Alert: More Studies Point To T2 Diabetes Drug Avandia RiskTuesday, June 29, 2010
Alert: More Studies Point To T2 Diabetes Drug Avandia Risk
By Mike Boyle
Two new studies are offering strong new evidence that the widely used type 2 diabetes drug Avandia (rosiglitazone) – manufactured by GlaxoSmithKline (GSK) – increases the risk of heart problems and strokes, bringing up, again, questions about the drug`s safety.
In the first new study, which included more than 35,500 people, researchers found that Avandia significantly raised the chances of a heart attack. The second study, a federal analysis of more than 227,500 Medicare patients – and the largest such study to date - concluded that the drug boosts the risk for strokes, heart failure and death.

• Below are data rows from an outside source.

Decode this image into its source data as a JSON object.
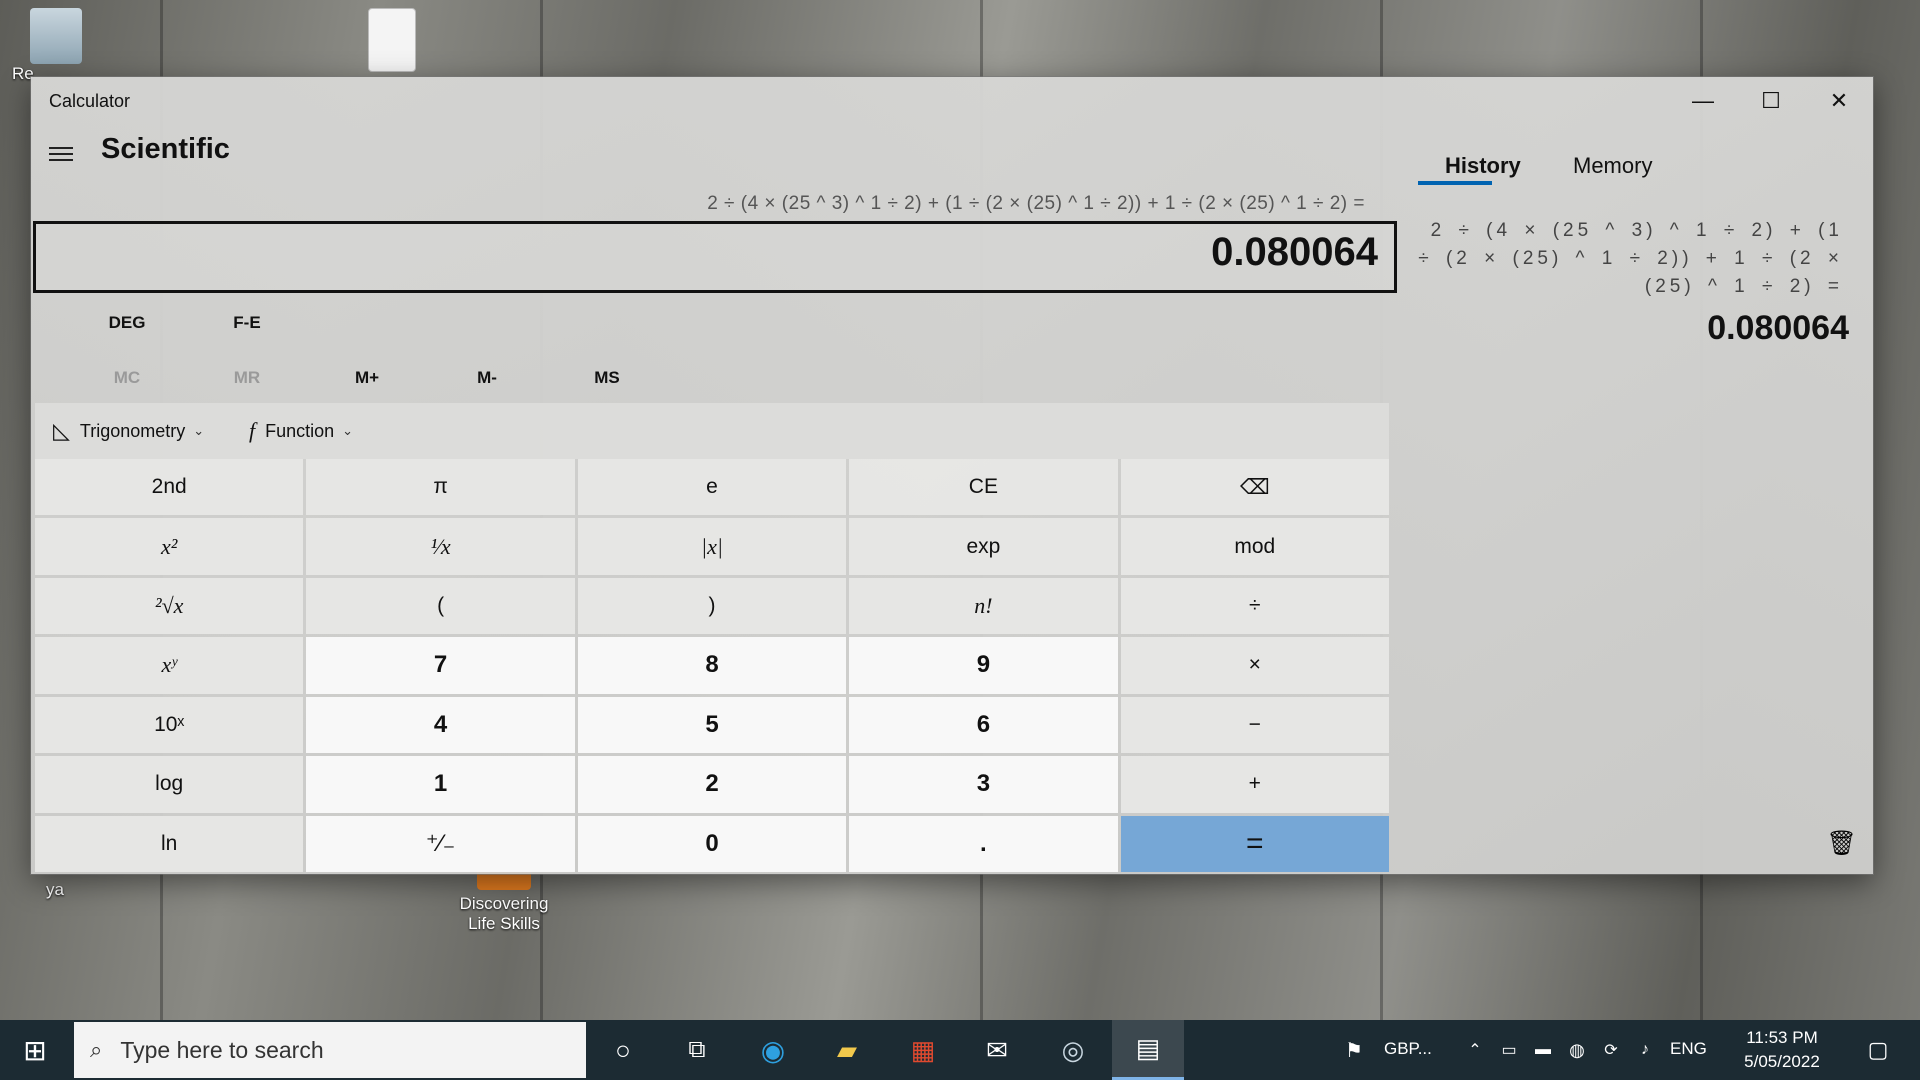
{
  "desktop": {
    "icons": [
      {
        "label": "Re"
      },
      {
        "label": "ya"
      },
      {
        "label": "Discovering Life Skills"
      }
    ]
  },
  "window": {
    "title": "Calculator",
    "controls": {
      "minimize": "—",
      "maximize": "☐",
      "close": "✕"
    }
  },
  "header": {
    "mode": "Scientific",
    "menu_icon": "hamburger-icon"
  },
  "display": {
    "expression": "2 ÷ (4 × (25 ^ 3) ^ 1 ÷ 2) + (1 ÷ (2 × (25) ^ 1 ÷ 2)) + 1 ÷ (2 × (25) ^ 1 ÷ 2) =",
    "value": "0.080064"
  },
  "modes": {
    "angle": "DEG",
    "fe": "F-E"
  },
  "memory": {
    "mc": "MC",
    "mr": "MR",
    "mplus": "M+",
    "mminus": "M-",
    "ms": "MS"
  },
  "functions": {
    "trig": "Trigonometry",
    "func": "Function"
  },
  "keys": [
    [
      "2nd",
      "π",
      "e",
      "CE",
      "⌫"
    ],
    [
      "x²",
      "¹⁄x",
      "|x|",
      "exp",
      "mod"
    ],
    [
      "²√x",
      "(",
      ")",
      "n!",
      "÷"
    ],
    [
      "xʸ",
      "7",
      "8",
      "9",
      "×"
    ],
    [
      "10ˣ",
      "4",
      "5",
      "6",
      "−"
    ],
    [
      "log",
      "1",
      "2",
      "3",
      "+"
    ],
    [
      "ln",
      "⁺∕₋",
      "0",
      ".",
      "="
    ]
  ],
  "history": {
    "tabs": {
      "history": "History",
      "memory": "Memory"
    },
    "entries": [
      {
        "expression": "2 ÷ (4 × (25 ^ 3) ^ 1 ÷ 2) + (1 ÷ (2 × (25) ^ 1 ÷ 2)) + 1 ÷ (2 × (25) ^ 1 ÷ 2) =",
        "result": "0.080064"
      }
    ],
    "clear_icon": "trash-icon"
  },
  "taskbar": {
    "search_placeholder": "Type here to search",
    "currency": "GBP...",
    "language": "ENG",
    "time": "11:53 PM",
    "date": "5/05/2022"
  },
  "colors": {
    "accent": "#0063b1",
    "equals_bg": "#76a7d6",
    "taskbar": "#1c2b33"
  }
}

According to the researchers who led the analyses and several drug-safety advocates, these new research studies, released on June 28, are expected to prompt the U.S. Food and Drug Administration (FDA) to remove the drug from the market. That decision could come next month when the FDA will hold a special joint meeting of two of its advisory panels to reevaluate Avandia`s status.
Speaking to the Washington Post, Steven E. Nissen, a Cleveland Clinic cardiologist who conducted one of the analyses and has long criticized the drug, said, "There`s no reason to keep this drug on the market. This is a harmful drug."
In a statement, GSK, stood by the medication, saying, "Taken together, these trials show that Avandia does not increase the overall risk of heart attack, stroke or death." The company pointed to several other studies that have found no evidence the drug is unsafe. The studies that found no risk were better designed and therefore more reliable, the company says.
This past February a staff report from the Senate Committee on Finance questioned the Avandia`s safety and challenged both regulators and the drug maker`s behavior in handling the matter.
In their report, the senators suggested that GSK was aware of the increased cardiac risk but chose not to disclose it. Their report also showed that the FDA itself estimated the drug caused approximately 83,000 excess heart attacks between 1999 and 2007. FDA officials have previously called the clinical trial "unethical and exploitative" of patients. However, other trial investigators see no ethical issues with the trial.
Representative Rosa DeLauro (D-Connecticut), who chairs the House Subcommittee on Agriculture, Rural Development, Food and Drug Administration, and Related Agencies, said in a June 28 statement, "Coupled with the previous findings, these new studies appear to confirm that Avandia is dangerous and should be pulled from the market. The evidence now seems to be overwhelming that taking Avandia significantly increases a patients` risk of a heart attack, even when compared to a similar prescription drug. This information will make it even more difficult for the FDA to justify keeping this dangerous drug on the market."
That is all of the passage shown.